The Royal College of Obstetricians and Gynaecologists have produced new guidelines for premenstrual syndrome, advising that combined oral contraceptives containing drospirenone should be considered as a first-line treatment.
The RCOG guidelines, an update on 2007 recommendations, suggest that there is strong evidence for drospirenone-containing COCs being more effective at reducing the severity of PMS symptoms than COCs containing other progestogen alternatives.
This clarifies the 2007 guidance which states that although drospirenone-containing COCs may be effective, the evidence base for this claim remains small.
Oral progestogen has also been replaced with micronised progesterone for progestogenic opposition when prescribing oestrogen to treat PMS, as it is less likely to reintroduce PMS-like symptoms.
‘Micronised oral progesterone (100 or 200mg) has fewer androgenic and unwanted adverse effects compared with progestogens such as norethisterone and levonorgestrel,’ say the RCOG.

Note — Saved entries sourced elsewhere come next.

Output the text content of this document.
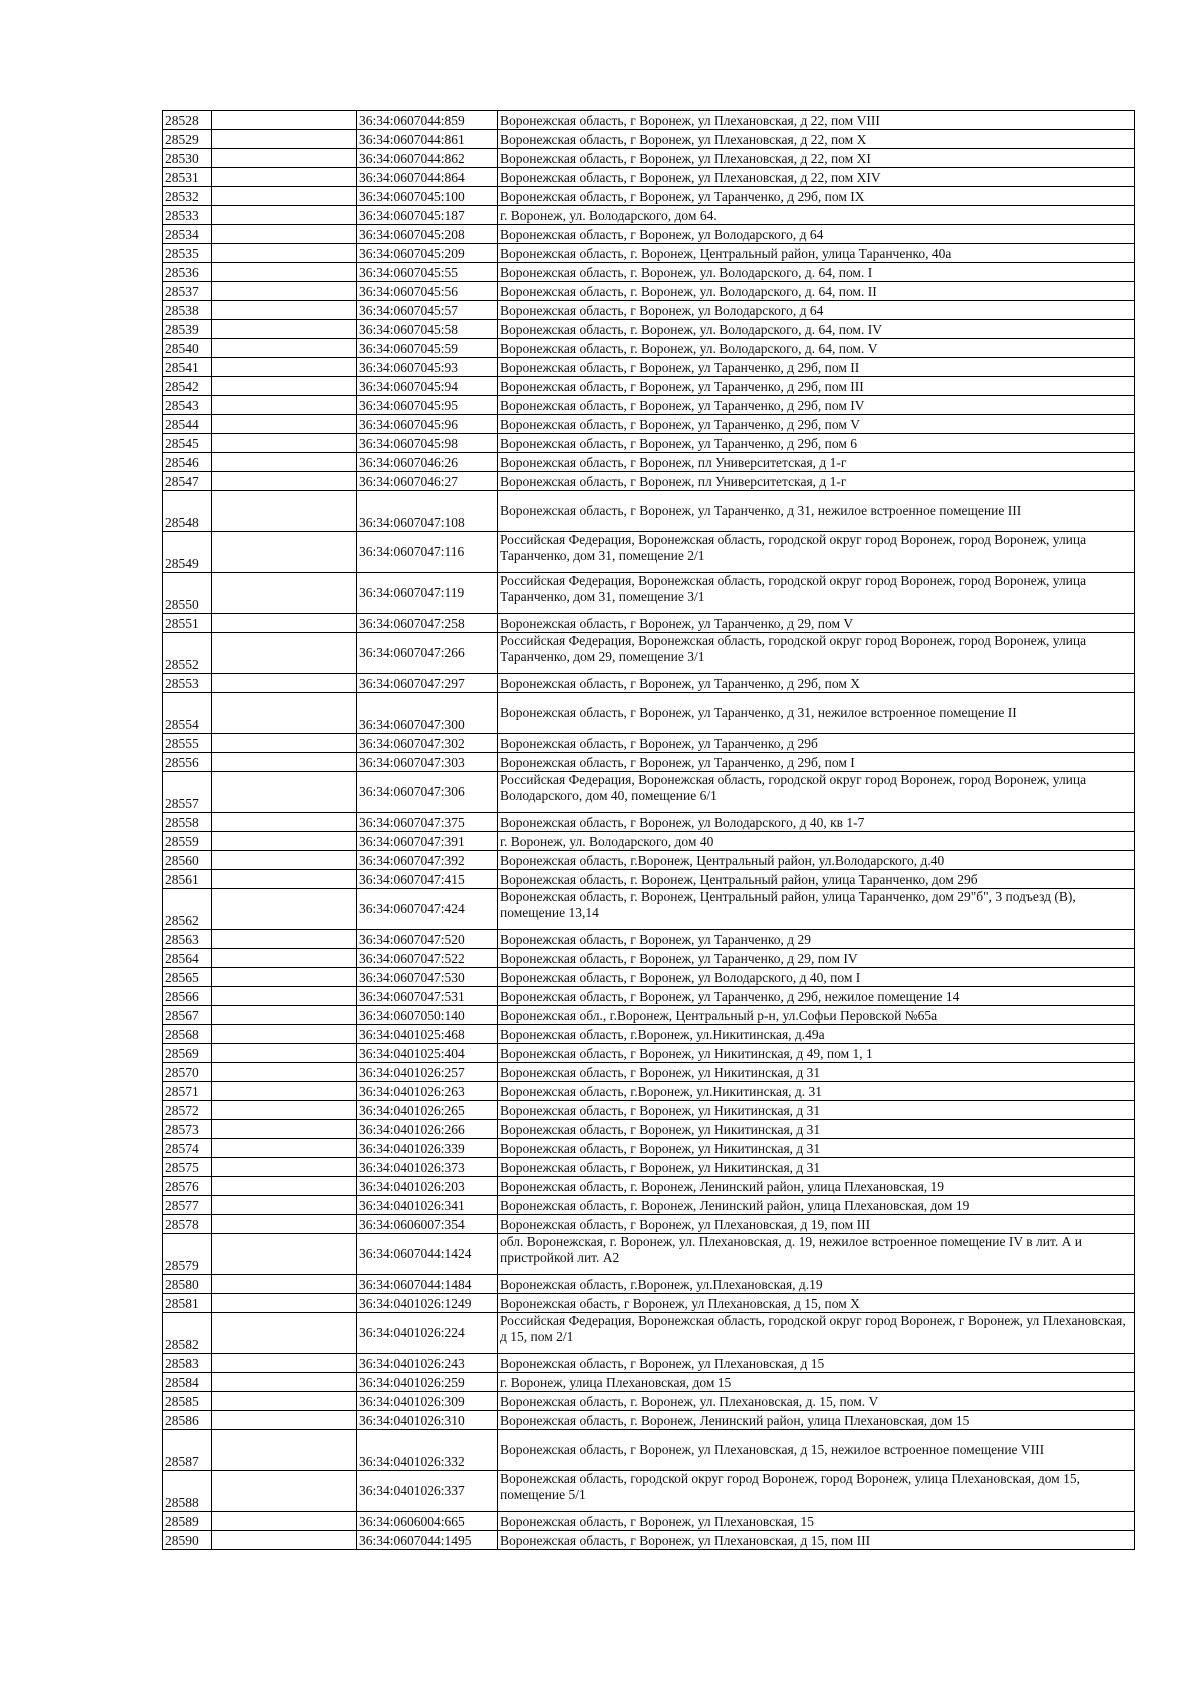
28528		36:34:0607044:859	Воронежская область, г Воронеж, ул Плехановская, д 22, пом VIII
28529		36:34:0607044:861	Воронежская область, г Воронеж, ул Плехановская, д 22, пом X
28530		36:34:0607044:862	Воронежская область, г Воронеж, ул Плехановская, д 22, пом XI
28531		36:34:0607044:864	Воронежская область, г Воронеж, ул Плехановская, д 22, пом XIV
28532		36:34:0607045:100	Воронежская область, г Воронеж, ул Таранченко, д 29б, пом IX
28533		36:34:0607045:187	г. Воронеж, ул. Володарского, дом 64.
28534		36:34:0607045:208	Воронежская область, г Воронеж, ул Володарского, д 64
28535		36:34:0607045:209	Воронежская область, г. Воронеж, Центральный район, улица Таранченко, 40а
28536		36:34:0607045:55	Воронежская область, г. Воронеж, ул. Володарского, д. 64, пом. I
28537		36:34:0607045:56	Воронежская область, г. Воронеж, ул. Володарского, д. 64, пом. II
28538		36:34:0607045:57	Воронежская область, г Воронеж, ул Володарского, д 64
28539		36:34:0607045:58	Воронежская область, г. Воронеж, ул. Володарского, д. 64, пом. IV
28540		36:34:0607045:59	Воронежская область, г. Воронеж, ул. Володарского, д. 64, пом. V
28541		36:34:0607045:93	Воронежская область, г Воронеж, ул Таранченко, д 29б, пом II
28542		36:34:0607045:94	Воронежская область, г Воронеж, ул Таранченко, д 29б, пом III
28543		36:34:0607045:95	Воронежская область, г Воронеж, ул Таранченко, д 29б, пом IV
28544		36:34:0607045:96	Воронежская область, г Воронеж, ул Таранченко, д 29б, пом V
28545		36:34:0607045:98	Воронежская область, г Воронеж, ул Таранченко, д 29б, пом 6
28546		36:34:0607046:26	Воронежская область, г Воронеж, пл Университетская, д 1-г
28547		36:34:0607046:27	Воронежская область, г Воронеж, пл Университетская, д 1-г
28548		36:34:0607047:108	Воронежская область, г Воронеж, ул Таранченко, д 31, нежилое встроенное помещение III
28549		36:34:0607047:116	Российская Федерация, Воронежская область, городской округ город Воронеж, город Воронеж, улица Таранченко, дом 31, помещение 2/1
28550		36:34:0607047:119	Российская Федерация, Воронежская область, городской округ город Воронеж, город Воронеж, улица Таранченко, дом 31, помещение 3/1
28551		36:34:0607047:258	Воронежская область, г Воронеж, ул Таранченко, д 29, пом V
28552		36:34:0607047:266	Российская Федерация, Воронежская область, городской округ город Воронеж, город Воронеж, улица Таранченко, дом 29, помещение 3/1
28553		36:34:0607047:297	Воронежская область, г Воронеж, ул Таранченко, д 29б, пом X
28554		36:34:0607047:300	Воронежская область, г Воронеж, ул Таранченко, д 31, нежилое встроенное помещение II
28555		36:34:0607047:302	Воронежская область, г Воронеж, ул Таранченко, д 29б
28556		36:34:0607047:303	Воронежская область, г Воронеж, ул Таранченко, д 29б, пом I
28557		36:34:0607047:306	Российская Федерация, Воронежская область, городской округ город Воронеж, город Воронеж, улица Володарского, дом 40, помещение 6/1
28558		36:34:0607047:375	Воронежская область, г Воронеж, ул Володарского, д 40, кв 1-7
28559		36:34:0607047:391	г. Воронеж, ул. Володарского, дом 40
28560		36:34:0607047:392	Воронежская область, г.Воронеж, Центральный район, ул.Володарского, д.40
28561		36:34:0607047:415	Воронежская область, г. Воронеж, Центральный район, улица Таранченко, дом 29б
28562		36:34:0607047:424	Воронежская область, г. Воронеж, Центральный район, улица Таранченко, дом 29"б", 3 подъезд (В), помещение 13,14
28563		36:34:0607047:520	Воронежская область, г Воронеж, ул Таранченко, д 29
28564		36:34:0607047:522	Воронежская область, г Воронеж, ул Таранченко, д 29, пом IV
28565		36:34:0607047:530	Воронежская область, г Воронеж, ул Володарского, д 40, пом I
28566		36:34:0607047:531	Воронежская область, г Воронеж, ул Таранченко, д 29б, нежилое помещение 14
28567		36:34:0607050:140	Воронежская обл., г.Воронеж, Центральный р-н, ул.Софьи Перовской №65а
28568		36:34:0401025:468	Воронежская область, г.Воронеж, ул.Никитинская, д.49а
28569		36:34:0401025:404	Воронежская область, г Воронеж, ул Никитинская, д 49, пом 1, 1
28570		36:34:0401026:257	Воронежская область, г Воронеж, ул Никитинская, д 31
28571		36:34:0401026:263	Воронежская область, г.Воронеж, ул.Никитинская, д. 31
28572		36:34:0401026:265	Воронежская область, г Воронеж, ул Никитинская, д 31
28573		36:34:0401026:266	Воронежская область, г Воронеж, ул Никитинская, д 31
28574		36:34:0401026:339	Воронежская область, г Воронеж, ул Никитинская, д 31
28575		36:34:0401026:373	Воронежская область, г Воронеж, ул Никитинская, д 31
28576		36:34:0401026:203	Воронежская область, г. Воронеж, Ленинский район, улица Плехановская, 19
28577		36:34:0401026:341	Воронежская область, г. Воронеж, Ленинский район, улица Плехановская, дом 19
28578		36:34:0606007:354	Воронежская область, г Воронеж, ул Плехановская, д 19, пом III
28579		36:34:0607044:1424	обл. Воронежская, г. Воронеж, ул. Плехановская, д. 19, нежилое встроенное помещение IV в лит. А и пристройкой лит. А2
28580		36:34:0607044:1484	Воронежская область, г.Воронеж, ул.Плехановская, д.19
28581		36:34:0401026:1249	Воронежская обасть, г Воронеж, ул Плехановская, д 15, пом X
28582		36:34:0401026:224	Российская Федерация, Воронежская область, городской округ город Воронеж, г Воронеж, ул Плехановская, д 15, пом 2/1
28583		36:34:0401026:243	Воронежская область, г Воронеж, ул Плехановская, д 15
28584		36:34:0401026:259	г. Воронеж, улица Плехановская, дом 15
28585		36:34:0401026:309	Воронежская область, г. Воронеж, ул. Плехановская, д. 15, пом. V
28586		36:34:0401026:310	Воронежская область, г. Воронеж, Ленинский район, улица Плехановская, дом 15
28587		36:34:0401026:332	Воронежская область, г Воронеж, ул Плехановская, д 15, нежилое встроенное помещение VIII
28588		36:34:0401026:337	Воронежская область, городской округ город Воронеж, город Воронеж, улица Плехановская, дом 15, помещение 5/1
28589		36:34:0606004:665	Воронежская область, г Воронеж, ул Плехановская, 15
28590		36:34:0607044:1495	Воронежская область, г Воронеж, ул Плехановская, д 15, пом III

The new guidelines take a harder stance on the benefits of complementary medicine than the old, saying that ‘there is conflicting evidence to support the use of some complementary medicines’ and citing several studies with inconclusive low-power data to support this.
This is in comparison to the 2007 guidelines, which conclude that ‘although many complementary therapies for PMS are not evidence based, it is generally agreed among health professionals treating women with PMS that an integrated approach is beneficial for the majority of patients.’